Zeitenwende (in Zeiten des Coronavirus 29)

(Am 11. April auch als Kolumne im Kölner Stadt-Anzeiger)

Seit Mitte März haben sich in meinen Freundeskreisen mehrere Lager gebildet, die sich durch ihre Einschätzung der gegenwärtigen Zeitenwende unterscheiden. So gibt es das Lager derer, die das Früher als etwas inzwischen sehr Fernes betrachten, das nie mehr zurückkommen wird.

Laufend zucken sie schon bei alltäglichen Beobachtungen zusammen – wie etwa Petra, Verwaltungsangestellte knapp über Fünfzig. Sie kann bereits die in alten Zeiten produzierte Werbung vor den TV-Nachrichten nicht mehr ertragen. „Was diese angeblich Kranken für Sorgen haben!“ stöhnt sie. Sogar den üblichen Spruch nach jeder Arzneimittelwerbung würde sie sofort abschaffen. Auf Risiken und Nebenwirkungen bei Medikamenten gegen Fusspilz, Stechmücken oder Blähungen aufmerksam zu machen, kommt ihr zynisch vor. „Die Zeiten, in denen wir wegen solcher Wehwehchen Dramen aufführten, sind für immer vorbei!“

Ein zweites Lager besteht aus all jenen, denen die Ereignisse der letzten Wochen wie ein schwerer Alptraum erscheinen. Laufend sehen und hören sie die neusten Nachrichten, die sich unaufhörlich wiederholen. Genau danach und dem sich dominant breitmachenden Coronagequassel sind sie geradezu süchtig.

Was hat Markus Söder über die Pläne von Olaf Scholz gesagt? Und was wiederum Olaf Scholz über das Blinzeln der Kanzlerin? Jeder kleinen Nuance des täglich durchgerüttelten Nachrichtensets spüren sie nach – und das letztlich nur, weil sie noch immer nicht richtig glauben können, was gerade geschieht. Als Ungläubige lassen sie es sich tausendmal sagen und schütteln den Kopf und murmeln vom frühen Morgen bis in die Nacht: „Man glaubt es nicht…“

Ein drittes Lager (oft akademisch und über die Künste gut informiert) möchte nicht mehr über die blasse Vergangenheit reden, sondern erwartet eine starke Zukunft. Im besten Fall sitzen dann alle Gutwilligen in Vorlesungen, Seminaren und Übungen und lernen, auf anspruchsvoll philosophische Form nachdenklich und ernst zu werden.

Ihre Bibel ist das schöne Buch über das „Alltagsleben“, das die ungarische Philosophin Agnes Heller schon vor Jahrzehnten geschrieben hat. Darin erhalten auch die scheinbar banalen Dinge samt Alltag im Zusammenklang mit menschlichem Agieren und Aneignen ihren hohen Wert.

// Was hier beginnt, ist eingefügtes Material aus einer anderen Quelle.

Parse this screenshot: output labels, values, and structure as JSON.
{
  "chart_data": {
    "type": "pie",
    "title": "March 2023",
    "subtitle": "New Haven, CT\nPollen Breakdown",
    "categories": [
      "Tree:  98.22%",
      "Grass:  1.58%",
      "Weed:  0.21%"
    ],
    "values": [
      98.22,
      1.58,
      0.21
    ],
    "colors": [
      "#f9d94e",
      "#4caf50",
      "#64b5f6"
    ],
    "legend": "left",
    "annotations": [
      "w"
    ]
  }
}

Bewusst und konzentriert verbinden wir uns mit unseren früher unterschätzten Umgebungen und werden jedes Vorhaben einer Prüfung im Blick darauf unterziehen, ob es wirklich Bestand haben könnte.

Das vierte Lager ist das leiseste, wächst aber von Tag zu Tag. Seine Mitglieder raunen, dass wir gerade eine Art Strafgericht erleben. Der allmächtige Gott oder die geschundene Mutter Natur oder eine andere mächtige Gewalt mit Sinn für Apokalypsen bremst die Weltkugel aus. Wir wissen nichts mehr genau, wir planen hilflos, wir eiern nur noch herum – und nur wenige von uns werden entkommen. Solche Zweifler glauben nicht mehr an die Vernunft, Ideen oder kluge Projekte, sie beten stattdessen. Beten, still werden, abwarten, nie mehr auftrumpfen – an solche Anweisungen halten sie sich in Demut.

Und schließlich gibt es noch jene, die sich momentan solchen Debatten komplett entziehen. Sie lesen, hören und spielen viel Musik, sehen Filme, tauschen sich mit ihren Freunden aus, entdecken alte Vorlieben wieder. Wenn alles vorbei ist, wird man sie als die aufmerksamen Agenten einer anderen Zeit wahrnehmen. Dann werden sie sagen, was sie zu sagen haben, und man wird ihre Geschichten dieser Zeitenwende erfahren, erstaunt und verblüfft – als hätten sie diese Geschichten erfunden.